O rei entrou, sozinho, para grande admiração dos presentes, sem qualquer guarda de honra e avançou obstinado com as esporas a bater arduamente no pavimento, sem reparar nos dois encarapuçados encolhidos a um canto:
-E vós, que dizeis de tudo isto? - Inquiriu Leopoldo II dirigindo-se ao forasteiro.
-Não foi nada de especial alteza. Apenas algum exagero nas festividades destes meus amigos pela minha nomeação a general.- Brincou Rasmen.
-Muito bem. Agora que já confraternizaram, solicito a vossa presença no palácio imediatamente.
-Mas majestade, preciso de por a pobre criança a descansar.
Nisto o rei contemplou a figura despenteada e desesperada de Mensull e sorrindo rematou:
-Não tem muito aspecto de escudeiro, nem tão pouco de vosso filho. Dizei-me, que planos tendes para esta criatura?
-Planos majestade?
-Claro. Se o trazeis para Ischtfall, certamente que esperais que se torne membro do nosso reino.
-Não tinha pensado nisso...- Respondeu Rasmen desesperado por encontrar uma fuga.
-Meus caros, peço desculpa de interromper a vossa festa, mas eu e o vosso novo general temos de conversar.
Sem apresentarem qualquer objecção, os presentes viram os dois homens e a criança retirarem-se e já algo longe dali, o rei adiantou:
-Soube que poderia passar por problemas quando me informaram que vos foi dado o endereço desta taberna.
-Realmente...- Respondeu o oficial contrariado por o rei ter trazido mais um cavalo.
-Mas realmente preciso de vós.
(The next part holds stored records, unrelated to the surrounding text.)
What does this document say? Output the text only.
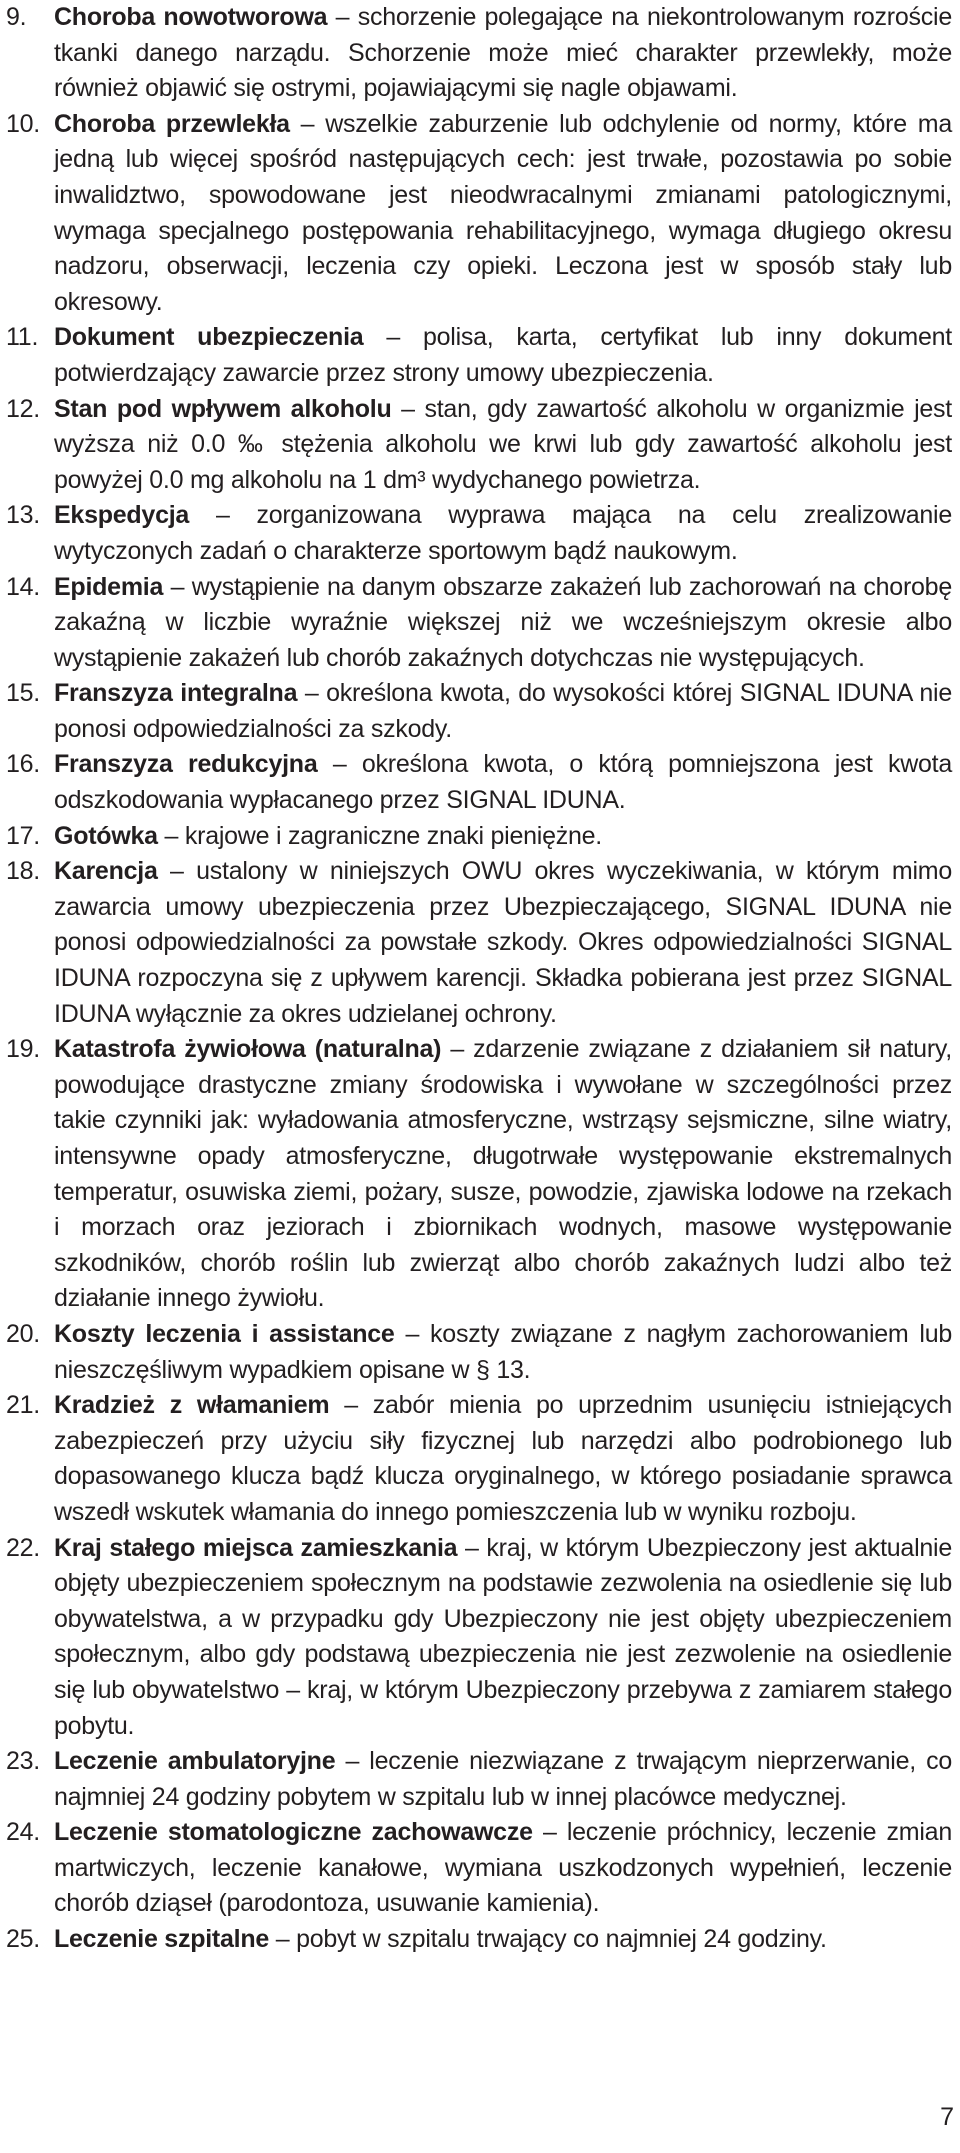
9.	Choroba nowotworowa – schorzenie polegające na niekontrolowanym rozroście tkanki danego narządu. Schorzenie może mieć charakter przewlekły, może również objawić się ostrymi, pojawiającymi się nagle objawami.
10. Choroba przewlekła – wszelkie zaburzenie lub odchylenie od normy, które ma jedną lub więcej spośród następujących cech: jest trwałe, pozostawia po sobie inwalidztwo, spowodowane jest nieodwracalnymi zmianami patologicznymi, wymaga specjalnego postępowania rehabilitacyjnego, wymaga długiego okresu nadzoru, obserwacji, leczenia czy opieki. Leczona jest w sposób stały lub okresowy.
11. Dokument ubezpieczenia – polisa, karta, certyfikat lub inny dokument potwierdzający zawarcie przez strony umowy ubezpieczenia.
12. Stan pod wpływem alkoholu – stan, gdy zawartość alkoholu w organizmie jest wyższa niż 0.0 ‰ stężenia alkoholu we krwi lub gdy zawartość alkoholu jest powyżej 0.0 mg alkoholu na 1 dm³ wydychanego powietrza.
13. Ekspedycja – zorganizowana wyprawa mająca na celu zrealizowanie wytyczonych zadań o charakterze sportowym bądź naukowym.
14. Epidemia – wystąpienie na danym obszarze zakażeń lub zachorowań na chorobę zakaźną w liczbie wyraźnie większej niż we wcześniejszym okresie albo wystąpienie zakażeń lub chorób zakaźnych dotychczas nie występujących.
15. Franszyza integralna – określona kwota, do wysokości której SIGNAL IDUNA nie ponosi odpowiedzialności za szkody.
16. Franszyza redukcyjna – określona kwota, o którą pomniejszona jest kwota odszkodowania wypłacanego przez SIGNAL IDUNA.
17. Gotówka – krajowe i zagraniczne znaki pieniężne.
18. Karencja – ustalony w niniejszych OWU okres wyczekiwania, w którym mimo zawarcia umowy ubezpieczenia przez Ubezpieczającego, SIGNAL IDUNA nie ponosi odpowiedzialności za powstałe szkody. Okres odpowiedzialności SIGNAL IDUNA rozpoczyna się z upływem karencji. Składka pobierana jest przez SIGNAL IDUNA wyłącznie za okres udzielanej ochrony.
19. Katastrofa żywiołowa (naturalna) – zdarzenie związane z działaniem sił natury, powodujące drastyczne zmiany środowiska i wywołane w szczególności przez takie czynniki jak: wyładowania atmosferyczne, wstrząsy sejsmiczne, silne wiatry, intensywne opady atmosferyczne, długotrwałe występowanie ekstremalnych temperatur, osuwiska ziemi, pożary, susze, powodzie, zjawiska lodowe na rzekach i morzach oraz jeziorach i zbiornikach wodnych, masowe występowanie szkodników, chorób roślin lub zwierząt albo chorób zakaźnych ludzi albo też działanie innego żywiołu.
20. Koszty leczenia i assistance – koszty związane z nagłym zachorowaniem lub nieszczęśliwym wypadkiem opisane w § 13.
21. Kradzież z włamaniem – zabór mienia po uprzednim usunięciu istniejących zabezpieczeń przy użyciu siły fizycznej lub narzędzi albo podrobionego lub dopasowanego klucza bądź klucza oryginalnego, w którego posiadanie sprawca wszedł wskutek włamania do innego pomieszczenia lub w wyniku rozboju.
22. Kraj stałego miejsca zamieszkania – kraj, w którym Ubezpieczony jest aktualnie objęty ubezpieczeniem społecznym na podstawie zezwolenia na osiedlenie się lub obywatelstwa, a w przypadku gdy Ubezpieczony nie jest objęty ubezpieczeniem społecznym, albo gdy podstawą ubezpieczenia nie jest zezwolenie na osiedlenie się lub obywatelstwo – kraj, w którym Ubezpieczony przebywa z zamiarem stałego pobytu.
23. Leczenie ambulatoryjne – leczenie niezwiązane z trwającym nieprzerwanie, co najmniej 24 godziny pobytem w szpitalu lub w innej placówce medycznej.
24. Leczenie stomatologiczne zachowawcze – leczenie próchnicy, leczenie zmian martwiczych, leczenie kanałowe, wymiana uszkodzonych wypełnień, leczenie chorób dziąseł (parodontoza, usuwanie kamienia).
25. Leczenie szpitalne – pobyt w szpitalu trwający co najmniej 24 godziny.
7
Deixai a criança no palácio, ela ficará bem entregue e venha aqui ter junto desta árvore dentro de uma hora.
-Mas onde iremos Majestade?
-Às montanhas! Mas cuidai que é segredo.
Rasmen contemplou o vulto da montanha encoberto por raios de sol e por momentos sentiu uns arrepios estranhos na nuca. Já tinha ouvido falar da Montanha e das suas gentes e o que tinha ouvido não era de todo agradável.
Num suspiro o oficial rumou ao palácio pensando em como podia o dia piorar ainda mais.